Elle réussissait toujours à aborder, sans s’en apercevoir, les sujets qui pouvaient fâcher, par exemple, son sens de l'observation surdéveloppé fait que lorsqu'elle se retrouve face à quelqu'un, elle devine immédiatement ce qu'il cache, ce qui le complexe, ce qu'il pense vraiment. Et elle n'hésite pas à le lui faire remarquer. De son point de vue, c’est une manière naturelle d’entamer une conversation. James se souviendrait toujours du jour où elle fit remarquer à Alice qu'elle trouvait sa poitrine tout à fait normale et qu'elle ne comprenait pas pourquoi Scott ne faisait que la regarder. Et ce, en présence de l'intéressé bien sûr. Mais c'est justement pour ça que James appréciait tellement sa cousine. Elle avait le don pour mettre le doigt sur le moindre détail qui clochait, où qui échappait aux autres. Et en ça, James approuva l’idée d’Albus de lui parler de cette affaire des Augurey..
Après avoir dit au-revoir à Rolf, Luna et Norbert Dragonneau, Ginny raccompagna Albus, Lily et Nancy à l’une des cheminées de l’Atrium d’où ils retrourneraient au Square Grimmaurd, tandis que leur mère accompagnerait James jusqu’au Bureau des Aurors avant d’aller s’affaire à récolter les informations pour la Gazette au Département des Jeux et Sports Magiques.
-Ce sera rapide, Marcus Flint est en vacances, estima Ginny.
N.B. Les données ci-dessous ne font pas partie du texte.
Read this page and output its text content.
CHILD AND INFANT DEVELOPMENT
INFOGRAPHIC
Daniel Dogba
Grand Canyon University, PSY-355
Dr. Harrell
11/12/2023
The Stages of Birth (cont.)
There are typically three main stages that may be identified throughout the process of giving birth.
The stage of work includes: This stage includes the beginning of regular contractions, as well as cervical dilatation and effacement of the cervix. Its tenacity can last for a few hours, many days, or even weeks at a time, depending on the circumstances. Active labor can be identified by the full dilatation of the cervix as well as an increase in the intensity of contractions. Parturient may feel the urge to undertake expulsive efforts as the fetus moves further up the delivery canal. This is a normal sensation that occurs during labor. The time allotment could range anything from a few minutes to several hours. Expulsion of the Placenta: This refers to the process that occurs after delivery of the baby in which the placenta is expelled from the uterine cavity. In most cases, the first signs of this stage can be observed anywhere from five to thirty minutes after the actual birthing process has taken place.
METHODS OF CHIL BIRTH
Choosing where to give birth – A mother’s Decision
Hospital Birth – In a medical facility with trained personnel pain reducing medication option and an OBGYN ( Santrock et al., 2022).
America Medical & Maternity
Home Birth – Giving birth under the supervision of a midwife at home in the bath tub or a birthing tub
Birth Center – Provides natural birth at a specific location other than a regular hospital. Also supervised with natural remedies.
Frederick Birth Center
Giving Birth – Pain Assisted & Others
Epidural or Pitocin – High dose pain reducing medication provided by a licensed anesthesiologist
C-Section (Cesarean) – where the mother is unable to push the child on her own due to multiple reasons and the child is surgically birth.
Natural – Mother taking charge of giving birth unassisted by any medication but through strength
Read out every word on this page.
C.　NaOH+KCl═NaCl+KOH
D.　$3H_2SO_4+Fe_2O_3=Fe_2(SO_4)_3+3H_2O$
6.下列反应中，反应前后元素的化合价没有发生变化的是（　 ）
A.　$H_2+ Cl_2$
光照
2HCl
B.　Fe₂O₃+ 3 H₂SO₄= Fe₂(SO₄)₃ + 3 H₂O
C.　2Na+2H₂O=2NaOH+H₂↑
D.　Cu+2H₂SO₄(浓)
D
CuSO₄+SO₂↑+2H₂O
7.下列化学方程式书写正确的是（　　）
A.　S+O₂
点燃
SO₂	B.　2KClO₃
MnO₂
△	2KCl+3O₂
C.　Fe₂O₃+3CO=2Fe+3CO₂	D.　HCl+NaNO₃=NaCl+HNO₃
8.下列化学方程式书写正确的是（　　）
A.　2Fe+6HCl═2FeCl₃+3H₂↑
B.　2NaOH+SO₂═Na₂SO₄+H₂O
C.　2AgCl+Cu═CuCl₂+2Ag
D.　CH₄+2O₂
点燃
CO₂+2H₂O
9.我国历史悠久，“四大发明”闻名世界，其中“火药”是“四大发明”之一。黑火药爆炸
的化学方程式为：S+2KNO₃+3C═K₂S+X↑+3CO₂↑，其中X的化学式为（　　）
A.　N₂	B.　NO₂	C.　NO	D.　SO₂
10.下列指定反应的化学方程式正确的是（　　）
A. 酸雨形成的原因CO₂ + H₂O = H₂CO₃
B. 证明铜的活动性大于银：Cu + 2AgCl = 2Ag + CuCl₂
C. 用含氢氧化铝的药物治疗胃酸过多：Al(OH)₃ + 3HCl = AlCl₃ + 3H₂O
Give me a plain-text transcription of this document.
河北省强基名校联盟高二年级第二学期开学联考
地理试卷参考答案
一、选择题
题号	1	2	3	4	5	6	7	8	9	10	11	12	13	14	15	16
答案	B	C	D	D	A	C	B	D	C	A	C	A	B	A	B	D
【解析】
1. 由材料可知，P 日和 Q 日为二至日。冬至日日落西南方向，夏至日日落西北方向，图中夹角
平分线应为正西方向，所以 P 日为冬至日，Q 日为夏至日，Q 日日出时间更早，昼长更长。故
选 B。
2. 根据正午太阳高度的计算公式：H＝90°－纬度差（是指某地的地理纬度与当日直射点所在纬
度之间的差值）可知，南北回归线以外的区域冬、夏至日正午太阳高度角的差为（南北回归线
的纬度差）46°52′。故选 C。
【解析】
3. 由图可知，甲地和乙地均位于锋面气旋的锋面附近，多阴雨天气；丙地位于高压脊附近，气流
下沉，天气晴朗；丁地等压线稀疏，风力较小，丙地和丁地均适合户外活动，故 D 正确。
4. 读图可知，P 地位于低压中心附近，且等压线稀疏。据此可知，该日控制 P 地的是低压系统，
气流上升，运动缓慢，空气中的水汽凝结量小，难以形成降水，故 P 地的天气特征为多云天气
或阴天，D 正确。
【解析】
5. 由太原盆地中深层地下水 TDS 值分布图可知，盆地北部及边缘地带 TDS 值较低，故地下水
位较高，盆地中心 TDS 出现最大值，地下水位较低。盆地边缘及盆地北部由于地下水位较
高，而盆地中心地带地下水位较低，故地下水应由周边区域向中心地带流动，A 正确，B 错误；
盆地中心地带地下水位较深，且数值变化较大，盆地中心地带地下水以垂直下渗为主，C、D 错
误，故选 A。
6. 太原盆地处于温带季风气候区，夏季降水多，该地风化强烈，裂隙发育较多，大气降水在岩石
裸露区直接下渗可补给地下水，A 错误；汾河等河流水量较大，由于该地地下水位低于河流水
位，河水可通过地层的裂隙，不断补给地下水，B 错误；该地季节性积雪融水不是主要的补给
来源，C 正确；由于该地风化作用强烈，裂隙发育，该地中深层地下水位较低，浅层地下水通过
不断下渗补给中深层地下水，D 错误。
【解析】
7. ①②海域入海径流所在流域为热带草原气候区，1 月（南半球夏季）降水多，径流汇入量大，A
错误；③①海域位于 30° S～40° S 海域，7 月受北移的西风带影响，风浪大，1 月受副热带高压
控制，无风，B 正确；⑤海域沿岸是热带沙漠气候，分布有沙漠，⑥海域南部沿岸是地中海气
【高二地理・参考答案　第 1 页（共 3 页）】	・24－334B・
D’habitude, si mes récents articles ne lui ont pas plu, il demande à ses collaborateurs de ne pas me partager d’informations.
-Comment peut-il être vexé par des articles sur le Quidditch ?
-Oh, il est supporter de son ancien club, les Tornades de Tutshill, et s’il considère que j’ai été injustement critique, il boude, refuse mes interviews et fait de la rétention d’informations.
-Pourtant, les Tornades sont sacrément à la peine ces dernières années, remarqua James.
-Pour le plus grand plaisir de ton Oncle Ron, il les déteste, compléta Ginny.
-Il faut qu’il se calme, ajouta James narquoisement. C’est quoi le dernier classement des Canons de Chudley, déjà ?
Ils ricanaient encore des “exploits” du club de coeur de Ron Weasley quand ils tombèrent justement nez à nez avec celui-ci à l’entrée du couloir du Bureau des Aurors.
-Ah Ginny, James ! Vous tombez à pic. Greengrass vient … Pourquoi vous riez ?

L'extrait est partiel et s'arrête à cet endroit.